I promised yesterday that I would post a trade if I get 11 new reviews. We are still a few short of my goal. Please CLICK HERE to review my blog on Investimonials. For those of you that have reviewed my blog, I appreciate your kind comments and the time you spent writing them. This means a lot to me and it inspires me.
In the spirit of things, I will post the trade with the hope that I will get a few more reviews today. I like buying the MCD June $92.50 calls. The company said a week ago that sales increased 7.5% (7.7% expected). Horrible weather in Europe was to blame. This is a temporary condition and it will soon correct itself. MCD has been posting great results and 4% growth in Europe is still strong. The new menus have been popular and MCD has been leading this rally. Asset Managers are searching for bargains and they will scoop up shares. Yesterday, the market was flat and MCD showed signs of life. The stock is at horizontal support and it is just above the long term trendline (see chart). It is also above the 200-day MA. The stock does not make big moves, it grinds higher. I want to go in the money (high delta) and I want to give it plenty of time to work.
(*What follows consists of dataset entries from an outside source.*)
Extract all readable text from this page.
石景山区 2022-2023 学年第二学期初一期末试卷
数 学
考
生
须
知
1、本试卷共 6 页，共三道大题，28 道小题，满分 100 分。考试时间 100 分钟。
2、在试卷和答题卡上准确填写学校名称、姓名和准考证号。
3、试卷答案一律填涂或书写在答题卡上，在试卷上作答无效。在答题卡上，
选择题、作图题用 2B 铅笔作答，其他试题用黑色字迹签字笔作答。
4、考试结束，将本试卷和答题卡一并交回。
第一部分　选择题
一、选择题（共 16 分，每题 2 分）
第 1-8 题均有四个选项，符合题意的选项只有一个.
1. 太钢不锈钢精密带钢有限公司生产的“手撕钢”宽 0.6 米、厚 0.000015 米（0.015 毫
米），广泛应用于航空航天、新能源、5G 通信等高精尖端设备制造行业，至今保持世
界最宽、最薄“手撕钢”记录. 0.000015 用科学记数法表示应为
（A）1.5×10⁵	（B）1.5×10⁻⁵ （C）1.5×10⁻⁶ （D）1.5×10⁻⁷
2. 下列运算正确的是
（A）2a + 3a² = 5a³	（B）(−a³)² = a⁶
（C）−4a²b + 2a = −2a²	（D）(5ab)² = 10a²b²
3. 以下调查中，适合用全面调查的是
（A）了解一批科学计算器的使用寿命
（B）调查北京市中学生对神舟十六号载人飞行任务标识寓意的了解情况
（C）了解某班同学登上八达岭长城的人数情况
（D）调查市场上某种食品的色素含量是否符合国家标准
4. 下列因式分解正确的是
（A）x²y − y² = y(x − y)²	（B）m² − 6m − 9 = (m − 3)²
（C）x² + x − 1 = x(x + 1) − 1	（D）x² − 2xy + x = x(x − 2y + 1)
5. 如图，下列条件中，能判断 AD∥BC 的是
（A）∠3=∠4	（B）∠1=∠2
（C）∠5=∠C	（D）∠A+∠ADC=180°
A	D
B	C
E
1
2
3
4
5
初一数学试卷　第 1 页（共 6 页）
If the stock closes below $96, stop the trade out – GTC. Take partial profits at $99.50 and sell the rest when the stock reaches $101.
This has been a great week for the market. The S&P 500 broke out to new multi-year highs on Tuesday and bulls clearly have the momentum.
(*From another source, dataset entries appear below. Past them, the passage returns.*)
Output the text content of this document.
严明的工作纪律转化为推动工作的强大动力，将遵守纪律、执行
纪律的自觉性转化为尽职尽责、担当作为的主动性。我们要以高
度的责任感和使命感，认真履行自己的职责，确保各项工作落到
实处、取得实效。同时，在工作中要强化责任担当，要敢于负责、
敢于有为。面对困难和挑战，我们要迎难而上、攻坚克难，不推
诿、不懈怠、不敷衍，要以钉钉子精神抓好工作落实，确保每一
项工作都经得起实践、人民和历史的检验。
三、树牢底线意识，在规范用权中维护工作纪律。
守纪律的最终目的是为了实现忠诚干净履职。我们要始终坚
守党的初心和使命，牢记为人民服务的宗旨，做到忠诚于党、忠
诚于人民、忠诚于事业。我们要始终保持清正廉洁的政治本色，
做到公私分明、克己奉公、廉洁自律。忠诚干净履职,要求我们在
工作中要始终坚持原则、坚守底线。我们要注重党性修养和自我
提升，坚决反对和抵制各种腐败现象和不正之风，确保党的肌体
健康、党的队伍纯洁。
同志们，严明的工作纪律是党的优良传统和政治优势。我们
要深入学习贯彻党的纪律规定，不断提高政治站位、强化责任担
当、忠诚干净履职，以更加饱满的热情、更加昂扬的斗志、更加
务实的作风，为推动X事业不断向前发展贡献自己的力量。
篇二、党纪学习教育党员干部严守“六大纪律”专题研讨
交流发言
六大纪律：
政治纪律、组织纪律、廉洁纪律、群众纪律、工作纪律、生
The market started to grind higher Tuesday and the FOMC statement provided a catalyst. The Fed said that the employment recovery is well under way and economic conditions are improving. They also mentioned that energy prices could spark inflation.
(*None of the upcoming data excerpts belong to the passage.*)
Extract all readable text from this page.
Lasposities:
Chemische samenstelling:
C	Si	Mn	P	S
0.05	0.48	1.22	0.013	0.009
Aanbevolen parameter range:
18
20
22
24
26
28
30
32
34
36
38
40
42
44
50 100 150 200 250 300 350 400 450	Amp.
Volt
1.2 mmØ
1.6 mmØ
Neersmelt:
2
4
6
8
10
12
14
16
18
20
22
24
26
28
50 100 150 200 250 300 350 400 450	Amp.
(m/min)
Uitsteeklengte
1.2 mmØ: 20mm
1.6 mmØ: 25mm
Before Tuesday’s close, UBS accidentally released the results of its stress test. That news fueled a 15 point S&P 500 rally in the last hour of trading. Asset Managers who were under allocated scrambled to get long and panic buying set in.
The bank stress test evaluated 19 of the largest banks in the US. Its goal was to determine how many financial institutions would be able to survive depression like economic conditions. All but four of the banks passed the test and those that didn’t are still very sound.
Economic releases continue to be strong. The Unemployment Report, ISM manufacturing, GDP and Chicago PMI all exceeded estimates in recent weeks. This morning, initial claims fell by 14,000, confirming steady job growth. Empire Manufacturing and the Philly Fed both exceeded estimates and hit levels not seen in more than a year. The PPI came in a little “hot” at .4% and it was largely driven by oil prices.
Tomorrow, industrial production, CPI and consumer confidence will be released. These numbers should be “market friendly”.
China’s inflation dropped to its lowest level in years and the PBOC said that it will lower bank reserve requirements. This easing will put a bid under their market and commodity stocks should start to strengthen in coming months.
European banks gobbled up ECB loans and credit concerns are temporarily pacified. Sovereign bond auctions have gone well and Spain’s €3 billion sale had a bid to cover of 4. Out of all of the market “drivers”, this is by far the biggest.
I don’t see any speed bumps next week. The economic releases are fairly light. FedEx will post its results and it is considered an economic barometer. The transportation sector has lagged during this rally and this could be the news it needs.
Stock valuations are attractive and Asset Managers are rotating out of fixed income and into equities. Interest rates are starting to creep higher and from my perspective, that is a good sign.
I am long calls and I am not hedged. Each day I am evaluating my positions and I am ratcheting up my stops. I don’t believe we will get a surprise decline, but I want to be prepared.
The market still has a couple of good rallies left in it before the momentum stalls. As we approach SPY 145, I will start to take profits.
Look for a gradual grind higher throughout the day.